Saturday, 10 November 2018

WHAT IS THE CRANKSHAFT OF A CAR MADE OF?

Crankshaft materials can be easily designed, mechanized and processed and have sufficient strength, strength, hardness and fatigue resistance. The crankshaft is made of steel by forging or casting. The main bearing and connecting rod assemblies are made of babbit, tin and lead alloy. Forged crankshafts are stronger than cast crankshafts, but more expensive. Forged crankshafts are made of SAE 1045 steel or similar. Forging is a very dense and resistant wood with the eyes parallel to the direction of the main tension. The crankshafts are made of steel, modular cast iron or moldable cast iron. The main advantage of the casting process is that the material and machining costs of the crankshaft are reduced as the crankshaft can be approached to the desired shape.

including counterweights. Cast iron cranks are able to support loads from all directions, because the structure of the metal particles is uniform and
random. The counterweights of cast crankshafts are slightly larger than those of forged crankshafts, because the cast metal is less dense and therefore slightly lighter.

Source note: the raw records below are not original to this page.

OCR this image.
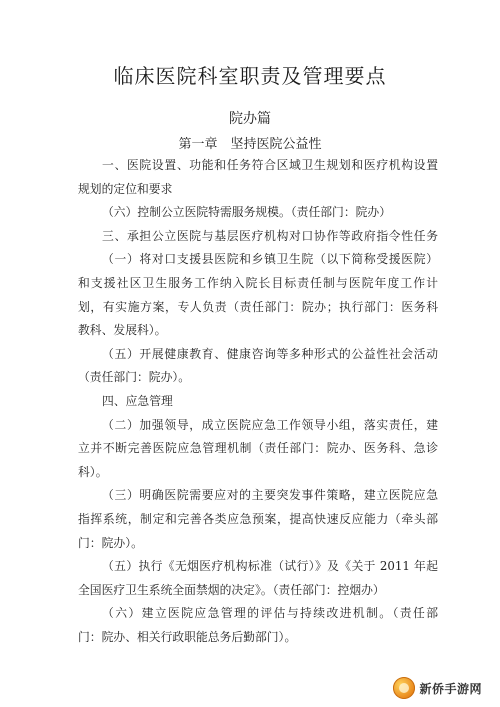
临床医院科室职责及管理要点
院办篇
第一章　坚持医院公益性
一、医院设置、功能和任务符合区域卫生规划和医疗机构设置
规划的定位和要求
（六）控制公立医院特需服务规模。（责任部门：院办）
三、承担公立医院与基层医疗机构对口协作等政府指令性任务
（一）将对口支援县医院和乡镇卫生院（以下简称受援医院）
和支援社区卫生服务工作纳入院长目标责任制与医院年度工作计
划，有实施方案，专人负责（责任部门：院办；执行部门：医务科
教科、发展科）。
（五）开展健康教育、健康咨询等多种形式的公益性社会活动
（责任部门：院办）。
四、应急管理
（二）加强领导，成立医院应急工作领导小组，落实责任，建
立并不断完善医院应急管理机制（责任部门：院办、医务科、急诊
科）。
（三）明确医院需要应对的主要突发事件策略，建立医院应急
指挥系统，制定和完善各类应急预案，提高快速反应能力（牵头部
门：院办）。
（五）执行《无烟医疗机构标准（试行）》及《关于 2011 年起
全国医疗卫生系统全面禁烟的决定》。（责任部门：控烟办）
（六）建立医院应急管理的评估与持续改进机制。（责任部
门：院办、相关行政职能总务后勤部门）。
新侨手游网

The car used in the past was often used to get everything good. However, from the beginning of nodular cast irons and search engine updates, the materials used as weights are mounted. Only for a large load of paperwork.


Manganese Molybdenum Steel

This is a low price for machining and is used for crankshafts of the fuel engine. It consists of 0.38% carbon, 1.5% manganese, 0.3% molybdenum and the residue. Then the machine is repaired with a gas tank with a volume of 1123 K, a length of 973 K, which leads to an increase of approximately 250 Brinell

1% chromium-molybdenum steel

This forged steel is used in diesel and petrol crankshafts for medium and heavy loads. The alloy composition is 0.4% carbon, 1.2% chromium, 0.3% molybdenum and iron. The steel is heat-treated from 1123 K and then to 953 K. This results in a hardness of about 280 Brinell numbers.


2.5% Nickel Chromium Molybdenum Steel


This is selected for high-performance steel diesel engines. The alloy has the following composition: 0.31% carbon, 2.5% nickel, 0.65% chromium, 0.55% molybdenum and iron. The steel is first heat-treated by freezing the oil at a temperature of 1003 K and then reset to a temperature not exceeding 933 K. This surface hardness is 300 Brinell.
3% chromium-molybdenum or 1.5% chromium-aluminum-molybdenum steel

These forged steels are used on crankshafts of diesel engines that are suitable for carrying hard materials with high fatigue strength. The alloy composition is 0.15% carbon, 3% chromium and 0.5% molybdenum or 0.3% carbon, 1.5% chromium, 1.1% aluminum and 0.2% molybdenum. The initial heat treatment of both steels consists of stopping the oil at 1193 K and 883 K or at 1163 K and at 963 K for both steels. The axes are cured by diffusion by means of nitride, which allows nitrogen to be absorbed in the surface layers
Ductile Iron

These cast gels are also known as spinal graphite irons or spheroidal graphite. These gray castings have 3-4% carbon and 1.8-2.8% silicon, and the graphite nodes are dispersed in the Pearlit matrix instead of false graphite. To achieve this structure, about 0.02% residual cerium or 0.05% residual niagnes, or both, is added to the alloy to remove sulfur and many small spheroids are formed in the cast material. The surface hardness of spheroidal iron is higher than that of steels of similar strength and hardness of 250-300 and 200-250 Brinell. Flame or induction hardening can create a surface with 550-580 Brinell numbers.


Preferred properties of spheroidal iron are gray iron (i.e., low melting point, good fluidity and pourability, excellent machinability and abrasion resistance), and the mechanical properties of the steel (i.e., relatively high strength, hardness, strength, functionality and hardening properties).